In the presence of Contralesa leaders, religious leaders and ANC members, Mbalula implored traditional leaders to emulate Maphumulo and support truth and community development.
Mbalula also asked religious leaders to “pray for us (politicians) to do the right thing”.
The ANC secretary-general reiterated that corruption robbed communities of service delivery and traditional leaders must hold political leaders accountable with no fear.
He also suggested that Contralesa should not be quiet on governance failures that affect their constituencies. He referred to the Sassa incident that led to South Africa's most vulnerable not receiving grant payments on time.
Maphumulo was an ANC veteran who contributed to conflict resolution and encouraged resistance against injustice and oppression. He was a recipient of the Order of Luthuli in Gold.

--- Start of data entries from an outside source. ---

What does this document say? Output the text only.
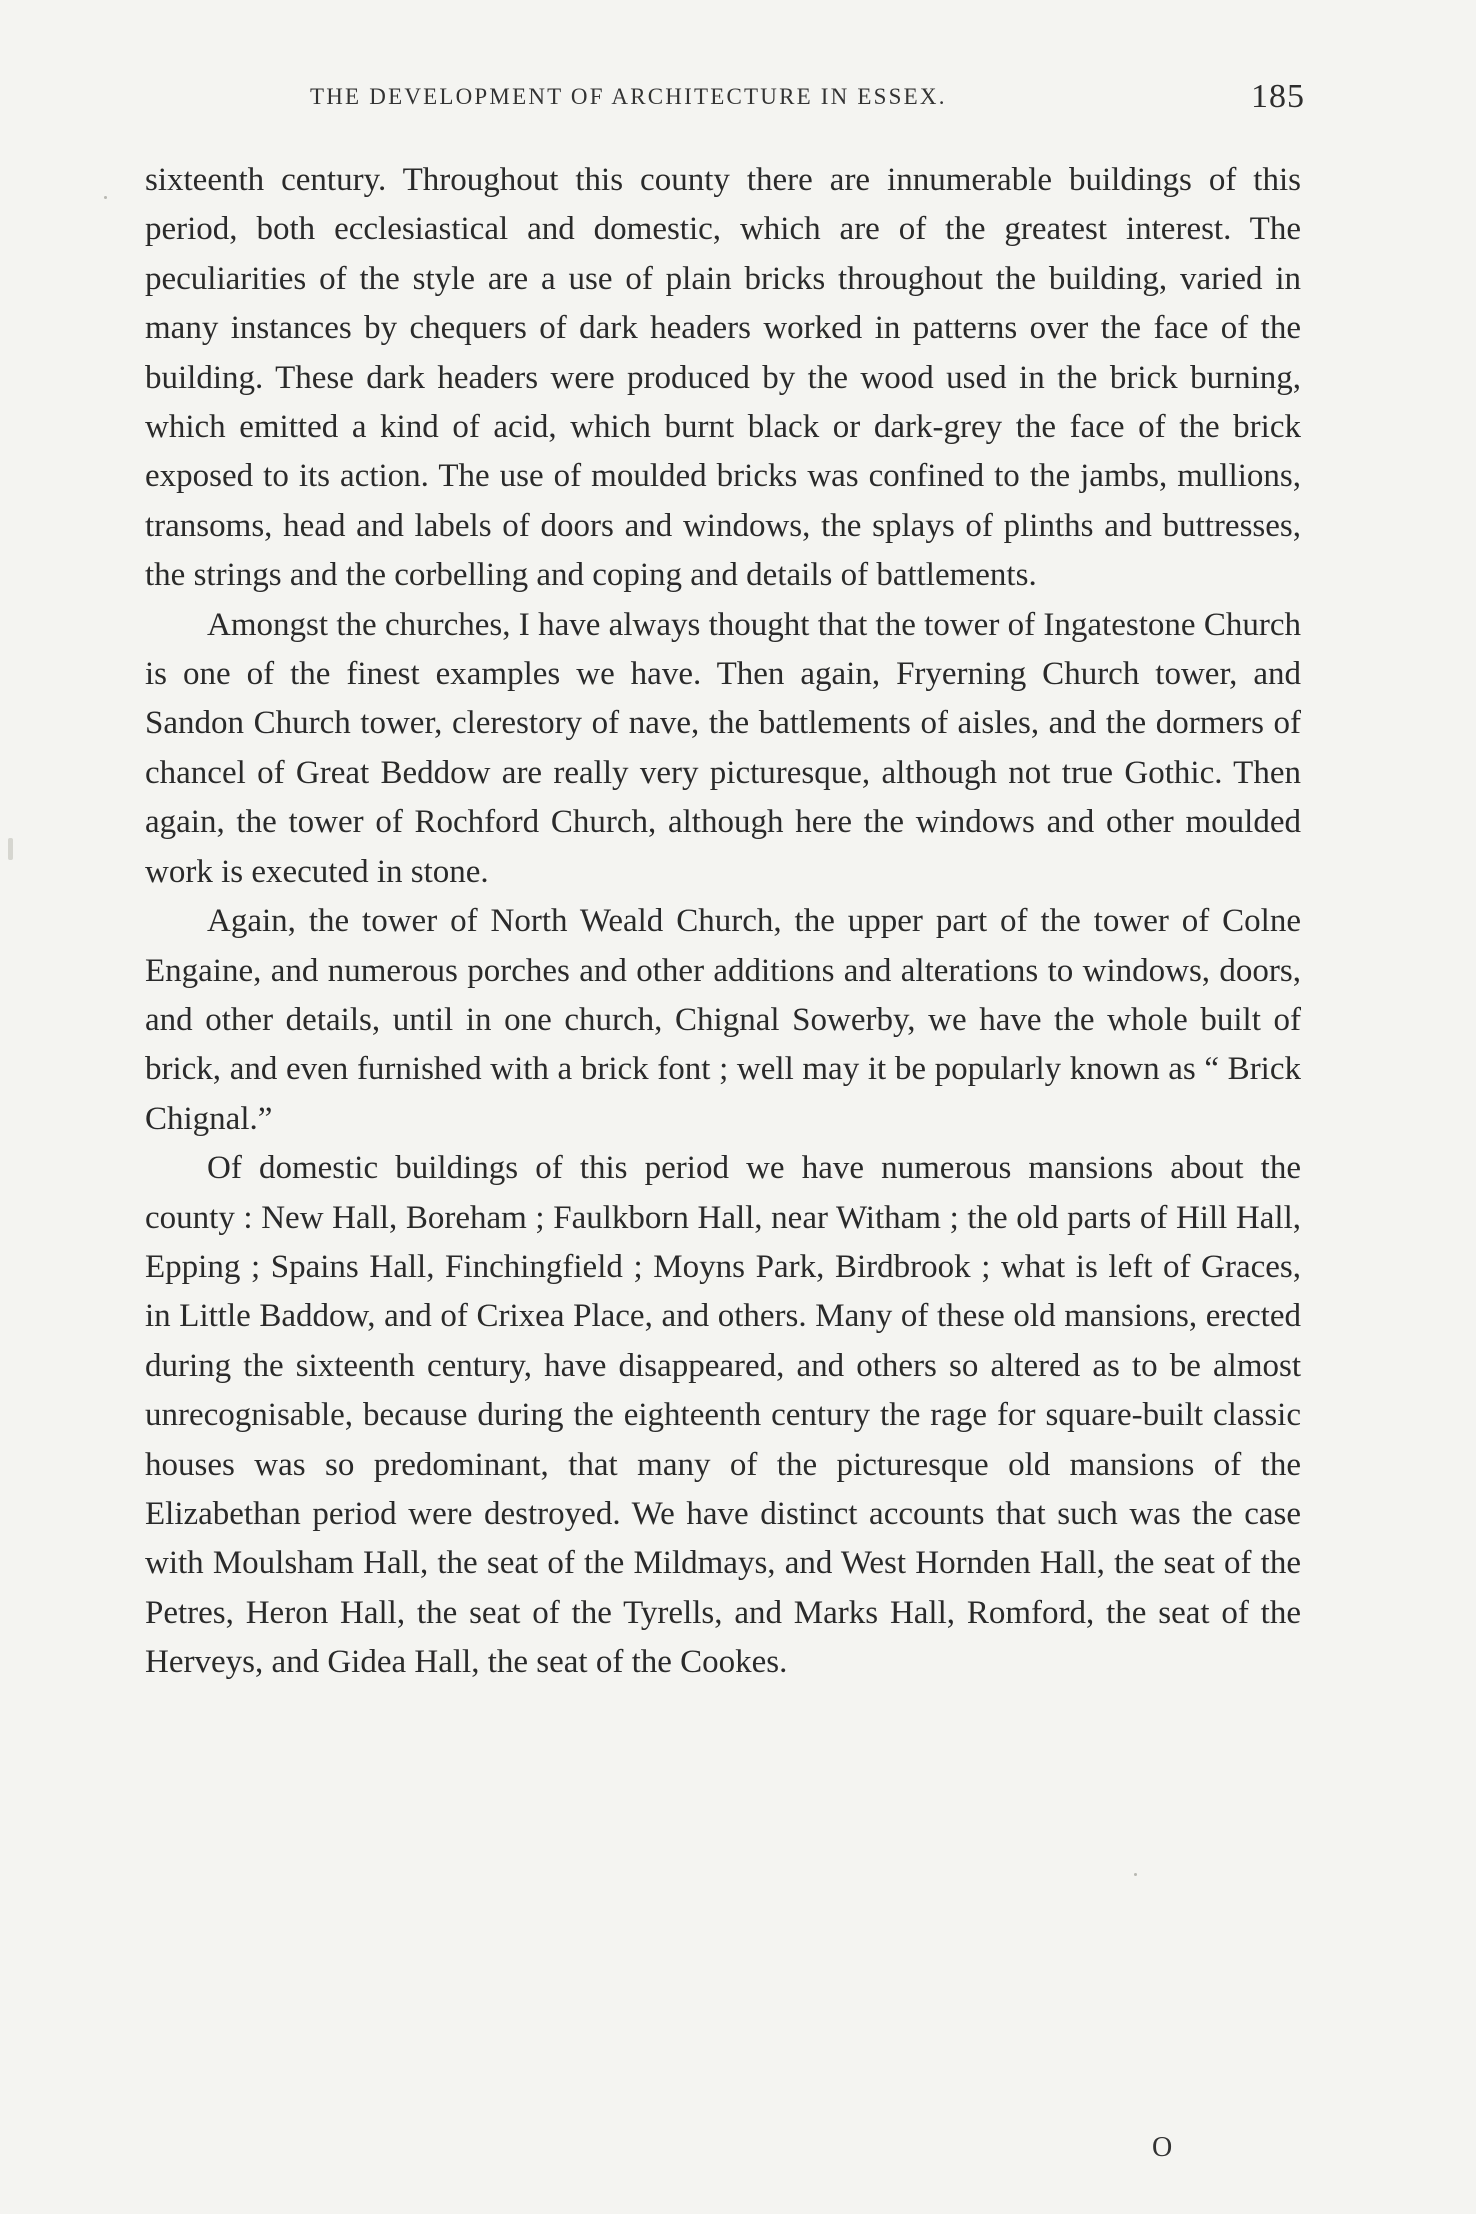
THE DEVELOPMENT OF ARCHITECTURE IN ESSEX.	185

sixteenth century. Throughout this county there are innumerable buildings of this period, both ecclesiastical and domestic, which are of the greatest interest. The peculiarities of the style are a use of plain bricks throughout the building, varied in many instances by chequers of dark headers worked in patterns over the face of the building. These dark headers were produced by the wood used in the brick burning, which emitted a kind of acid, which burnt black or dark-grey the face of the brick exposed to its action. The use of moulded bricks was confined to the jambs, mullions, transoms, head and labels of doors and windows, the splays of plinths and buttresses, the strings and the corbelling and coping and details of battlements.

Amongst the churches, I have always thought that the tower of Ingatestone Church is one of the finest examples we have. Then again, Fryerning Church tower, and Sandon Church tower, clerestory of nave, the battlements of aisles, and the dormers of chancel of Great Beddow are really very picturesque, although not true Gothic. Then again, the tower of Rochford Church, although here the windows and other moulded work is executed in stone.

Again, the tower of North Weald Church, the upper part of the tower of Colne Engaine, and numerous porches and other additions and alterations to windows, doors, and other details, until in one church, Chignal Sowerby, we have the whole built of brick, and even furnished with a brick font ; well may it be popularly known as “ Brick Chignal.”

Of domestic buildings of this period we have numerous mansions about the county : New Hall, Boreham ; Faulkborn Hall, near Witham ; the old parts of Hill Hall, Epping ; Spains Hall, Finchingfield ; Moyns Park, Birdbrook ; what is left of Graces, in Little Baddow, and of Crixea Place, and others. Many of these old mansions, erected during the sixteenth century, have disappeared, and others so altered as to be almost unrecognisable, because during the eighteenth century the rage for square-built classic houses was so predominant, that many of the picturesque old mansions of the Elizabethan period were destroyed. We have distinct accounts that such was the case with Moulsham Hall, the seat of the Mildmays, and West Hornden Hall, the seat of the Petres, Heron Hall, the seat of the Tyrells, and Marks Hall, Romford, the seat of the Herveys, and Gidea Hall, the seat of the Cookes.

O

He was assassinated in 1991 at a time when he was trying to quell state-sponsored violence in the province during the last years of apartheid.
Mbalula expressed grief and concern about present day violence and political killings in the province.
“Today you wake up as a councillor. Tomorrow you are dead, leaving your children — killed for the councillor position. It's comrade killing comrade. We are killing each other for positions because of greed and corruption,” said Mbalula.
He also raised concern over arrests of hitmen but never of the masterminds behind political killings.
Mbalula said small and entry level businesses such as spaza shops and hair salons were overrun by foreign ownership and should be reserved for South Africans.